Note:
This topic has been translated from a Chinese forum by GPT and might contain errors.Original topic: dm-worker在同步上游mysql的DDL时同步暂停,但query-status结果却正常

[TiDB Usage Environment] Production Environment
[TiDB Version]
Tidb version: 4.0.11
dm version: 2.0.1
[Encountered Problem: Problem Phenomenon and Impact]
The upstream MySQL executed an ALTER TABLE xxxx ENGINE = innodb
operation to reclaim table space using the pt tool.

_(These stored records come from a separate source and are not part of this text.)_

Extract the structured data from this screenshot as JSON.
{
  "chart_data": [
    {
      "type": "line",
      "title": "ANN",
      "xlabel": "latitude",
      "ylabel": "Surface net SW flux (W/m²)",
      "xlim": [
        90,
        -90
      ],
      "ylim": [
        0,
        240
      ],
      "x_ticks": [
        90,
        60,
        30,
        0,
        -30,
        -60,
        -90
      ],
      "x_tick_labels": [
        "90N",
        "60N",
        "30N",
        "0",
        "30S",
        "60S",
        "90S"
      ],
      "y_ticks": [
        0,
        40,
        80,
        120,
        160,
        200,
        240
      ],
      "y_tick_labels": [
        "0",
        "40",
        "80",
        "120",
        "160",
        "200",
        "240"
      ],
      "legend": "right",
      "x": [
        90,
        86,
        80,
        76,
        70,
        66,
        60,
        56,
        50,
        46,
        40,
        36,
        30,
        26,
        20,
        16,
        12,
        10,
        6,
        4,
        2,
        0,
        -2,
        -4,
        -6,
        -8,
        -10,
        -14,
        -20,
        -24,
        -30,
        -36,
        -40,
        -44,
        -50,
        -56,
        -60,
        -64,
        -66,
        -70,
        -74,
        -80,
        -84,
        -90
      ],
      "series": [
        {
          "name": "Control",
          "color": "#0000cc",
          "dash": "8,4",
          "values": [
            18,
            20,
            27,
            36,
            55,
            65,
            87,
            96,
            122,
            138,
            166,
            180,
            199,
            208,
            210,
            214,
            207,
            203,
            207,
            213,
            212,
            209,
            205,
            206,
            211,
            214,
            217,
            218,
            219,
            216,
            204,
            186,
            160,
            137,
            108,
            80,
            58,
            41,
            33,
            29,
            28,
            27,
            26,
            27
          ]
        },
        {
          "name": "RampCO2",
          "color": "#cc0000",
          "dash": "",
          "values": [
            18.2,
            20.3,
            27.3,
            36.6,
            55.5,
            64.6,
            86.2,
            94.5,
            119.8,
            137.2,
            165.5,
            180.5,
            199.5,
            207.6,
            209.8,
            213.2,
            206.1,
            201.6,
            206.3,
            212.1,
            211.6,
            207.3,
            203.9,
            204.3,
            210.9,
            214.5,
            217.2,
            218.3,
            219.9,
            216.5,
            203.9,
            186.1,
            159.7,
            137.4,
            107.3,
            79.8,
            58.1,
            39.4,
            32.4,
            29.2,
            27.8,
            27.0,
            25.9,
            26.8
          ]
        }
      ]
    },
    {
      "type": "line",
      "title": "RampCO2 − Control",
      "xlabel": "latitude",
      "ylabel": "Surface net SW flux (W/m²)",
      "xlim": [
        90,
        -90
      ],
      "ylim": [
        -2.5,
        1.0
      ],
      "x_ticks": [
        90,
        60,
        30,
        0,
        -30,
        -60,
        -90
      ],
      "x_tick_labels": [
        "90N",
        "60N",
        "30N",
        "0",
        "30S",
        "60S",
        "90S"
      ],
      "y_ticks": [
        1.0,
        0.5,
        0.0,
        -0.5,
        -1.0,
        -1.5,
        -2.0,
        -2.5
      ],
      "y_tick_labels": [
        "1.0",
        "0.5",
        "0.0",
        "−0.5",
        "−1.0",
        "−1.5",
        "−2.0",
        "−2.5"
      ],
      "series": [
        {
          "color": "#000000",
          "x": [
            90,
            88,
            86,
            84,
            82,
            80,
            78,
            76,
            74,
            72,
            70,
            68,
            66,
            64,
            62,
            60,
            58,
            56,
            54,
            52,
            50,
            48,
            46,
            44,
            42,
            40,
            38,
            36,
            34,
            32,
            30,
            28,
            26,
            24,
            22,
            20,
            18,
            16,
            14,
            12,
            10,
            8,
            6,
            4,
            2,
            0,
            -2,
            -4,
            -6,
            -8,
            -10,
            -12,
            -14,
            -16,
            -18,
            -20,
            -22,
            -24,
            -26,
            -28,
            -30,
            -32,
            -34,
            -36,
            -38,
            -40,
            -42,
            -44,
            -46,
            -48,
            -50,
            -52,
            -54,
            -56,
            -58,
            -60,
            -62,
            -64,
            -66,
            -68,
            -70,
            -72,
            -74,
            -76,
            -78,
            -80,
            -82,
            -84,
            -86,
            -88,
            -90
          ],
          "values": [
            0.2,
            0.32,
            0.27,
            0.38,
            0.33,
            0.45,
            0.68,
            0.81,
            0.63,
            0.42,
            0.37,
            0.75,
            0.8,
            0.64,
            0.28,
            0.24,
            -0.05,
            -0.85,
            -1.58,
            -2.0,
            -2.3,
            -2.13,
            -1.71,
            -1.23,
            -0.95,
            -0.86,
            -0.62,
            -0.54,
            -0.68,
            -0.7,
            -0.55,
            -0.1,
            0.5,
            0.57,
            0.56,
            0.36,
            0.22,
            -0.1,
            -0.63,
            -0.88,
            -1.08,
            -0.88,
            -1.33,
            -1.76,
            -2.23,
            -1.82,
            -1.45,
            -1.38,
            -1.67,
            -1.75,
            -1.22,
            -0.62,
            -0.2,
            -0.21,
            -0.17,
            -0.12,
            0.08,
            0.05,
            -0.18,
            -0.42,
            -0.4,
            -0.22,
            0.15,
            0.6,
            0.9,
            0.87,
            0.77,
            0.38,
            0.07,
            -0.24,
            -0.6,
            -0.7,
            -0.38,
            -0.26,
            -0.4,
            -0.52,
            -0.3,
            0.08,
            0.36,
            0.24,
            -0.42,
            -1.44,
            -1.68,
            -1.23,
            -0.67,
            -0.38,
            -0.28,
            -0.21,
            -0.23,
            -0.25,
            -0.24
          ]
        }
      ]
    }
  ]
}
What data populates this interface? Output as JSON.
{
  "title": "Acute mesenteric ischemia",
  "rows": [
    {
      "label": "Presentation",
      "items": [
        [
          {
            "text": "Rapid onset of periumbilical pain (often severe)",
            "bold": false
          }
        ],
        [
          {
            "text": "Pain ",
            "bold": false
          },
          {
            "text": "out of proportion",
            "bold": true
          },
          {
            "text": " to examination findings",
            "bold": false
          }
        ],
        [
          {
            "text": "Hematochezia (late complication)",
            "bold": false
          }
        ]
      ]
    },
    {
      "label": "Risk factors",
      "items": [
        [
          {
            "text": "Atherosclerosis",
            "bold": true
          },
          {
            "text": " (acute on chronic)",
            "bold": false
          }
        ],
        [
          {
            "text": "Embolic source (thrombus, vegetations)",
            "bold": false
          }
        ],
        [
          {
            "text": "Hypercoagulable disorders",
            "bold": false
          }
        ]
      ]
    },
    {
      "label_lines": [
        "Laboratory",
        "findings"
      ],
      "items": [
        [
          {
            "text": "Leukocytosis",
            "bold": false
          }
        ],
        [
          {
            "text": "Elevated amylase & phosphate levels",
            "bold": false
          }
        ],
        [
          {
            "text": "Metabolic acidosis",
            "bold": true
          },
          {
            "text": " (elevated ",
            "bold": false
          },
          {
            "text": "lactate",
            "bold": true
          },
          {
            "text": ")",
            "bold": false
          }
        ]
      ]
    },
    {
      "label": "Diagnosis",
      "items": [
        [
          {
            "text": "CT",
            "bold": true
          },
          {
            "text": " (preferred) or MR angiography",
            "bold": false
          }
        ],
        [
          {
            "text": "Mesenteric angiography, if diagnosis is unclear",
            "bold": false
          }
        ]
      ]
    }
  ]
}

The dm-worker hung while synchronizing data, but the query-status showed normal status, resulting in no alarm being triggered.
The dm-worker.log reported the following error:
[2023/12/06 10:35:14.295 +08:00] [ERROR] [subtask.go:310] [“unit process error”] [subtask=online_internal] [unit=Sync] [“error information”=“{"ErrCode":44006,"ErrClass":"schema-tracker","ErrScope":"internal","ErrLevel":"high","Message":"startLocation: [position: (mysql-bin.002974, 927069247), gtid-set: ], endLocation: [position: (mysql-bin.002974, 927069510), gtid-set: ]: cannot track DDL: ALTER TABLE xxxx_db
.xxxx_table
ENGINE = innodb","RawCause":"[ddl:8200]This type of ALTER TABLE is currently unsupported"}”]
query-status result
Subsequent Recovery:
The task was restarted using stop-task and start-task, and it automatically recovered after more than 5 minutes.
Recovery log as follows:
[2023/12/06 10:35:14.295 +08:00] [ERROR] [subtask.go:310] [“unit process error”] [subtask=online_internal] [unit=Sync] [“error information”=“{"ErrCode":44006,"ErrClass":"schema-tracker","ErrScope":"internal","ErrLevel":"high","Message":"startLocation: [position: (mysql-bin.002974, 927069247), gtid-set: ], endLocation: [position: (mysql-bin.002974, 927069510), gtid-set: ]: cannot track DDL: ALTER TABLE xxxx_db
.xxxx_table
ENGINE = innodb","RawCause":"[ddl:8200]This type of ALTER TABLE is currently unsupported"}”]
[2023/12/06 10:35:17.913 +08:00] [INFO] [worker.go:270] [“auto_resume sub task”] [component=“worker controller”] [task=online_internal]
[2023/12/06 10:35:17.914 +08:00] [INFO] [subtask.go:497] [“resume with unit”] [subtask=online_internal] [unit=Sync]
[2023/12/06 10:35:17.914 +08:00] [INFO] [task_checker.go:400] [“dispatch auto resume task”] [component=“task checker”] [task=online_internal]
[2023/12/06 10:35:18.326 +08:00] [INFO] [syncer.go:1132] [“replicate binlog from checkpoint”] [task=online_internal] [unit=“binlog replication”] [checkpoint="position: (mysql-bin.002974, 927069087), gtid-set: "]
[2023/12/06 10:35:18.328 +08:00] [INFO] [streamer_controller.go:71] [“last slave connection”] [task=online_internal] [unit=“binlog replication”] [“connection ID”=1671785]
[2023/12/06 10:35:18.328 +08:00] [INFO] [mode.go:100] [“change count”] [task=online_internal] [unit=“binlog replication”] [“previous count”=0] [“new count”=0]
[2023/12/06 10:35:18.328 +08:00] [INFO] [mode.go:100] [“change count”] [task=online_internal] [unit=“binlog replication”] [“previous count”=0] [“new count”=1]
During the synchronization interruption, the dm-worker_stdout.log log was as follows
The red box indicates the logs after recovery.
Question:
Is there any optimization or solution for this situation in subsequent versions?